Tuesday, January 22, 2013

Mysterious Lights in North Dakota

This is interesting. It's a time-lapse sequence from the space station over several night-time overflights of the planet.


It goes by so quickly that you can't quite make out exactly where you are at any given time. Given that, you are likely to miss that there is something very odd that shows up in western North Dakota, a cluster of lights that doesn't belong there. And that wasn't there six years ago.


Look at the upper left corner of that picture. That looks like a city larger than Chicago out there in the flat plains farmland of ... North Dakota?. What the fuck?

It turns out that it's not a new city after all. It's fracking oil wells, with the natural gas being burnt off. Burnt off. Oil companies exploiting the Bakken Shales by fracking are allowed to just burn off the natural gas that comes up along with the oil. Some locals call it "Kuwait on the Prairie".
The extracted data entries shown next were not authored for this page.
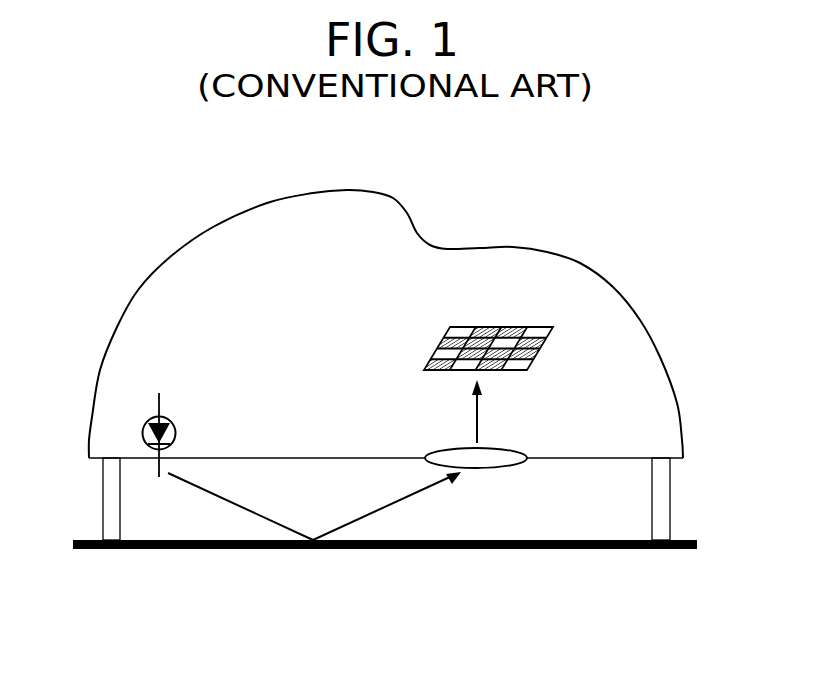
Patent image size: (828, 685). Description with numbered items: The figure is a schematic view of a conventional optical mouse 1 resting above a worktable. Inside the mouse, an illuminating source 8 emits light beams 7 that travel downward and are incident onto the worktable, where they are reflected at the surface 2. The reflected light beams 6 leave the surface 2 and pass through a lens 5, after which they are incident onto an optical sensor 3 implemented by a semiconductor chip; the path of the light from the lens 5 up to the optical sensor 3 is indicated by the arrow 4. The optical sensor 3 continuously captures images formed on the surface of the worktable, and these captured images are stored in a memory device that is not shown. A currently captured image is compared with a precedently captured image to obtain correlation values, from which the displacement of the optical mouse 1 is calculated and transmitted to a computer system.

The optical mouse 1 is at (622, 295).
The surface 2 is at (487, 550).
The optical sensor 3 is at (510, 323).
The reflected light to sensor 4 is at (473, 402).
The lens 5 is at (515, 450).
The reflected light beams 6 is at (370, 513).
The light beams 7 is at (247, 502).
The illuminating source 8 is at (177, 435).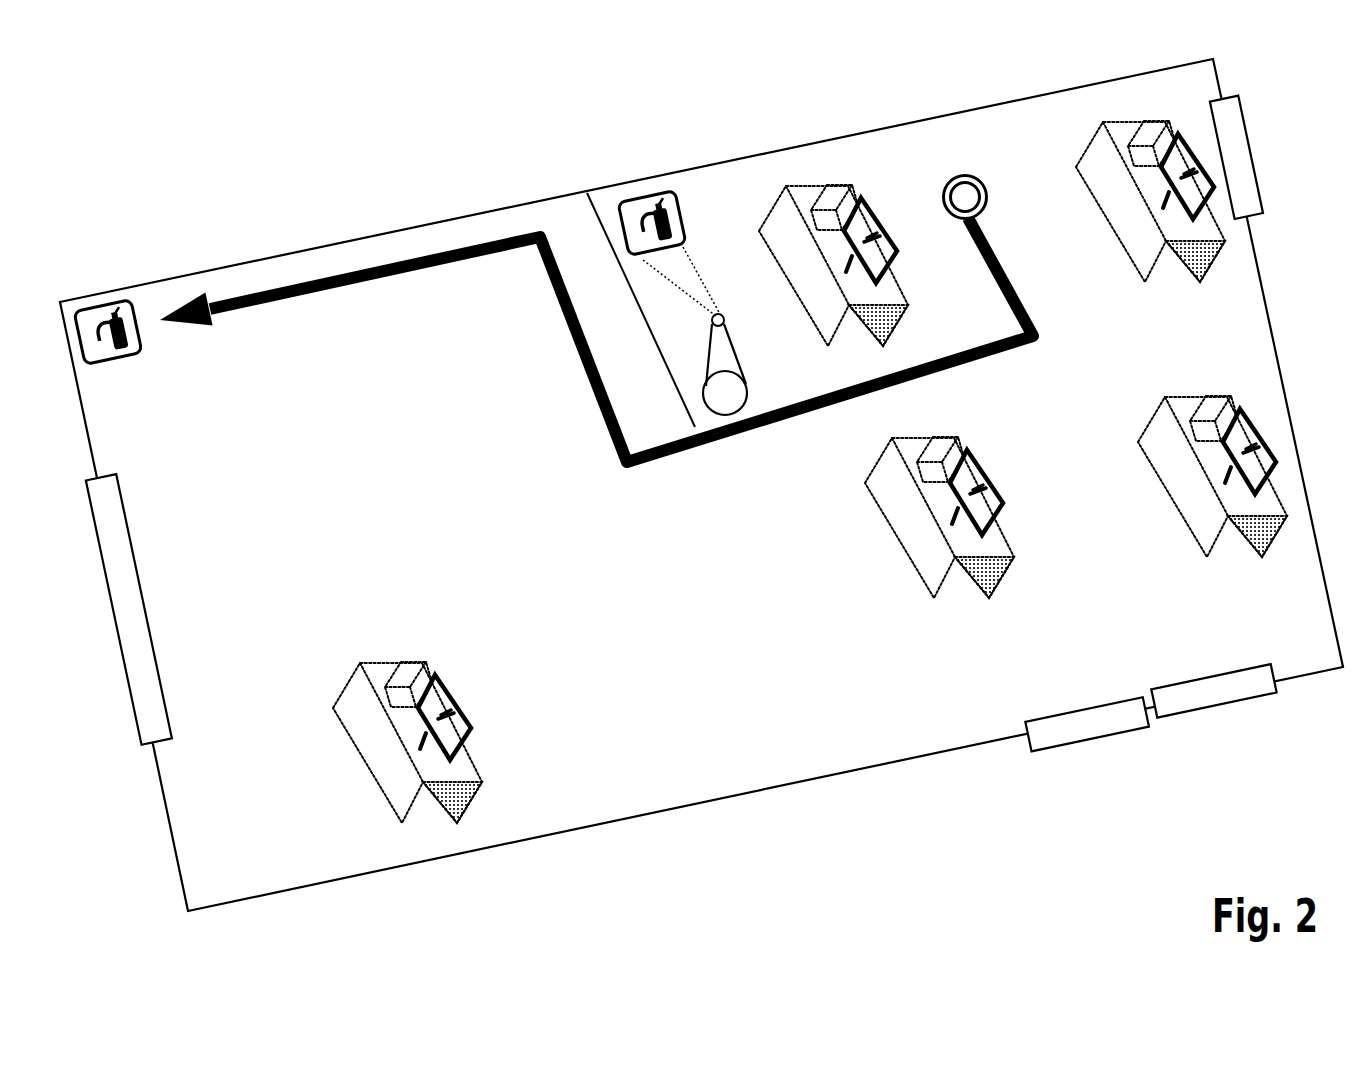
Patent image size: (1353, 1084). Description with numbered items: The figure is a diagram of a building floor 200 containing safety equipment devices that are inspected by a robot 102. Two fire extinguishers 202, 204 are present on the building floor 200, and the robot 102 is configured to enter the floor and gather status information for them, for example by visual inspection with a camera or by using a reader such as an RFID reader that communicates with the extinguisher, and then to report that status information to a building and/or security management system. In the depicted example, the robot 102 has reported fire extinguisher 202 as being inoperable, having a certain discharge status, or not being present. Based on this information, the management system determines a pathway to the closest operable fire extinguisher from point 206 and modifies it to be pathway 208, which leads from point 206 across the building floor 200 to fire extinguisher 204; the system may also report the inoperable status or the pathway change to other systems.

The building floor 200 is at (750, 794).
The fire extinguisher 202 is at (648, 195).
The fire extinguisher 204 is at (118, 362).
The point 206 is at (955, 175).
The pathway 208 is at (675, 453).
The robot 102 is at (747, 397).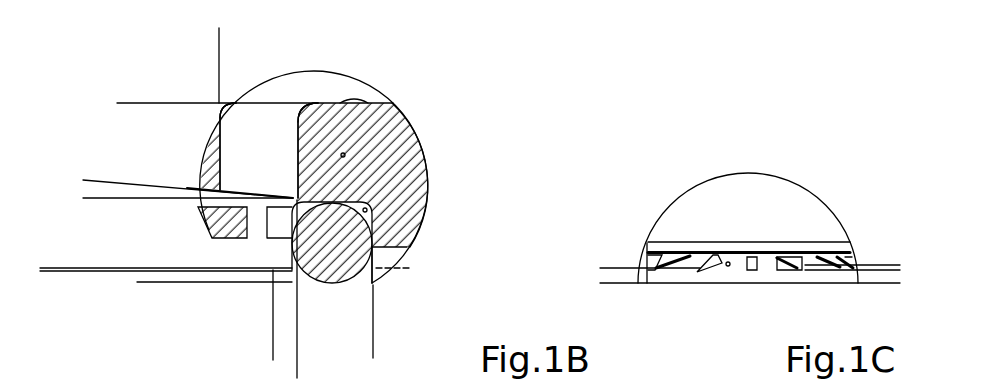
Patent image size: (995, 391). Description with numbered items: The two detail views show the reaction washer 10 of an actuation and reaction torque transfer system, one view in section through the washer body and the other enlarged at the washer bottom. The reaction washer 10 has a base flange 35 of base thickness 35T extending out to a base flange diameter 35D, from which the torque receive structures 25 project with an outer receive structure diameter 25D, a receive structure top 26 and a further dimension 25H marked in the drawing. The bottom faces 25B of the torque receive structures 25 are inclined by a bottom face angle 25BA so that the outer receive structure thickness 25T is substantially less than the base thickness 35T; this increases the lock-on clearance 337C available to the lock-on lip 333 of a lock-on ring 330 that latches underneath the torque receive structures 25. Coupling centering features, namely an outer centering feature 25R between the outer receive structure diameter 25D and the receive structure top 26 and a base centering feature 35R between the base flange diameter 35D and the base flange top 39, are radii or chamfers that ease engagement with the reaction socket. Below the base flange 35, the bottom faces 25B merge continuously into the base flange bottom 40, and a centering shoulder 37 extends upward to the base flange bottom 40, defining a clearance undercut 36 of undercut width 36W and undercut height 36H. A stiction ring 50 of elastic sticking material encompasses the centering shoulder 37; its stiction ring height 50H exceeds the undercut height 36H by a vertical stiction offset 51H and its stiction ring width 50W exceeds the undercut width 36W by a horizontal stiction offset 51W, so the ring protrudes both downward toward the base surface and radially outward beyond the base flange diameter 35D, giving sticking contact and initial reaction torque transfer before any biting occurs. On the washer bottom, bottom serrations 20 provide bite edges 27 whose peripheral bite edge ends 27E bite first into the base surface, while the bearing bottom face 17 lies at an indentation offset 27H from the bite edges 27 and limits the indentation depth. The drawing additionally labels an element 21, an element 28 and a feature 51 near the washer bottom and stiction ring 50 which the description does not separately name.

In FIG. 1B, the reaction washer 10 is at (405, 178).
In FIG. 1C, the reaction washer 10 is at (723, 207).
In FIG. 1B, the bearing bottom face 17 is at (395, 268).
In FIG. 1C, the bearing bottom face 17 is at (768, 257).
In FIG. 1C, the bottom serrations 20 is at (655, 305).
In FIG. 1C, the reflector plate 21 is at (838, 192).
In FIG. 1B, the torque receive structures 25 is at (226, 103).
In FIG. 1B, the bottom faces 25B is at (238, 222).
In FIG. 1B, the outer centering feature 25R is at (192, 77).
In FIG. 1B, the receive structure top 26 is at (258, 103).
In FIG. 1B, the bite edges 27 is at (376, 268).
In FIG. 1C, the bite edges 27 is at (757, 265).
In FIG. 1B, the peripheral bite edge ends 27E is at (378, 273).
In FIG. 1C, the peripheral bite edge ends 27E is at (745, 255).
In FIG. 1B, the pin 28 is at (405, 250).
In FIG. 1C, the pin 28 is at (728, 268).
In FIG. 1B, the base flange 35 is at (350, 132).
In FIG. 1B, the base centering feature 35R is at (315, 103).
In FIG. 1B, the clearance undercut 36 is at (395, 200).
In FIG. 1B, the centering shoulder 37 is at (383, 212).
In FIG. 1B, the base flange top 39 is at (343, 103).
In FIG. 1B, the base flange bottom 40 is at (407, 142).
In FIG. 1B, the stiction ring 50 is at (373, 281).
In FIG. 1C, the stiction ring 50 is at (840, 277).
In FIG. 1C, the base plate 51 is at (750, 275).
In FIG. 1B, the lock-on ring 330 is at (208, 226).
In FIG. 1B, the lock-on lip 333 is at (243, 212).
In FIG. 1B, the lock-on clearance 337C is at (272, 107).
In FIG. 1B, the outer receive structure diameter 25D is at (220, 37).
In FIG. 1B, the holder height 25H is at (121, 268).
In FIG. 1B, the outer receive structure thickness 25T is at (190, 103).
In FIG. 1B, the base thickness 35T is at (160, 103).
In FIG. 1B, the bottom face angle 25BA is at (86, 232).
In FIG. 1B, the indentation offset 27H is at (45, 245).
In FIG. 1C, the indentation offset 27H is at (897, 300).
In FIG. 1B, the vertical stiction offset 51H is at (142, 250).
In FIG. 1C, the vertical stiction offset 51H is at (602, 310).
In FIG. 1B, the undercut height 36H is at (253, 207).
In FIG. 1B, the stiction ring height 50H is at (332, 283).
In FIG. 1B, the horizontal stiction offset 51W is at (250, 313).
In FIG. 1B, the undercut width 36W is at (371, 344).
In FIG. 1B, the stiction ring width 50W is at (297, 353).
In FIG. 1B, the base flange diameter 35D is at (297, 371).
NPR has the whole story and it's not a pretty one...

3 Comments:

Sarge said...

FW,
I just talked with a oil man yesterday - not a geologist, but close, he claimed. He said that fracking was safe.
I wonder?
But, here it is - Whatever it takes, it is past time to tell the Arabs and Chavez to kiss our asses and not buy their oil.
And, why are we still importing oil when we are exporting the stuff?

Sarge

Farnsworth68 said...

I'm still unconvinced that it's "safe". That aside, they are so wasteful that they can with reckless abandon just burn off the collateral natural gas.
Good point about the exports. But Big Oil is international, and little things like borders and economies mean nothing to them.
--The F Man

double nickel said...

Fracking is most certainly not safe for the environment. Pumping chemicals into the ground can and does poison wells, aquifers etc. It also allows natural gas to escape into underground fissures. I've read reports of ranchers in Alberta being able to ignite whatever it is that's coming through their kitchen faucets.I drove though this area of North Dakota last fall. The amount of activity the is overwhelming, and changing the social structure of the area along with the geography. It ain't pretty.